以新型Co-Al-W基高温合金为基础,进行了外加静磁场下定向凝固实验,考察了不同磁场强度对凝固组织形貌和偏析的影响。结果显示：在抽拉速率为5 μm/s时,施加纵向强磁场,诱发熔体流动,造成界面失稳,形成“斑状”偏析和游离碎晶;磁场不变(2 T),进一步增加抽拉速率时,边部的游离碎晶和“斑状”偏析组织减少,凝固界面变得平直;施加横向磁场时,诱发更强的界面前沿流动,偏析加剧,碎晶增多;增加偏析合金元素Ta时,偏析进一步加剧,造成过冷形核,诱发柱状晶向等轴晶转变(CET)。磁场下热电磁对流形成偏析,是造成CET的根本原因。

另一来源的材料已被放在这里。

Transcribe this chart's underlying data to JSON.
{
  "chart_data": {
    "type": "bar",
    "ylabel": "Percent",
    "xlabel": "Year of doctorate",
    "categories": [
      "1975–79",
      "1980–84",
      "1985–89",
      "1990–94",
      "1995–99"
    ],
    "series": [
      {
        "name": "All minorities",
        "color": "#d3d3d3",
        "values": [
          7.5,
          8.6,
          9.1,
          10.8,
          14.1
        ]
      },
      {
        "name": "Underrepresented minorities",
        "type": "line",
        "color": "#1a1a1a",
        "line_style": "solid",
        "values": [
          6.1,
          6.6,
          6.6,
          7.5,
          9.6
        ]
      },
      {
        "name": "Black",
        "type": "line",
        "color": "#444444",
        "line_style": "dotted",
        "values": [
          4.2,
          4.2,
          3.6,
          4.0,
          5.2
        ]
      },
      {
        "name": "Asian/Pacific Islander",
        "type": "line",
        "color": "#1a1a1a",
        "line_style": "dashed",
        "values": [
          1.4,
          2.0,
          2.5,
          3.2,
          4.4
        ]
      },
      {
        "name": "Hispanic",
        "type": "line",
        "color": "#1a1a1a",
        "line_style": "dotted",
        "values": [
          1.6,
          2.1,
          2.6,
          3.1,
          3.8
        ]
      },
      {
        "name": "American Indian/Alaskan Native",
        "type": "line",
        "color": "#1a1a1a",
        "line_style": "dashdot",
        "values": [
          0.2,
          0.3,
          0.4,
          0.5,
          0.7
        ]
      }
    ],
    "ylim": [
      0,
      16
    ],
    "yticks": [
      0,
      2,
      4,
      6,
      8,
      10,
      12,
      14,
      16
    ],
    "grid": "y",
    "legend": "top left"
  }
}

关键词 ： Co-Al-W合金, 强磁场, 定向凝固, 溶质偏析, CET

Abstract：

Recently, a new Co-Al-W-based alloy with ordered L1₂structure has been attracted much attention of researchers, these alloys have higher melting point than Ni-base superalloys with morphologically identical microstructure, but grain defect formation caused by thermosolutal convection has become an important problem for its application. Magnetic field is always applied to damp the convection which reduces the formation of defects. However, there are hitherto few papers to investigate the effect of magnetic field on grain defects during Co-Al-W-based alloy directional solidification. In this work, The effect of high magnetic field on the solidification structure and macrosegregation in directionally solidified Co-Al-W-based alloy was investigated. The results showed that the application of longitudinal magnetic field can induce convection and cause deformation of the solid-liquid interface shape, forming the macrosegregation and the stray grains in the mushy zone at the pulling rate of 5 μm/s. With the increase of pulling rate, the macrosegregation and the stray grains disappeared gradually at 2 T magnetic field. While the transverse magnetic field was applied, the macrosegregation became serious and the number of the stray grains increased. The macrosegregation further became more serious and the columnar-to-equiaxed transition was induced after adding the Ta element. The main reason of undercooling nucleation and columnar-to-equiaxed transition (CET) was the microsegregation induced by thermoelectric magnetic convention.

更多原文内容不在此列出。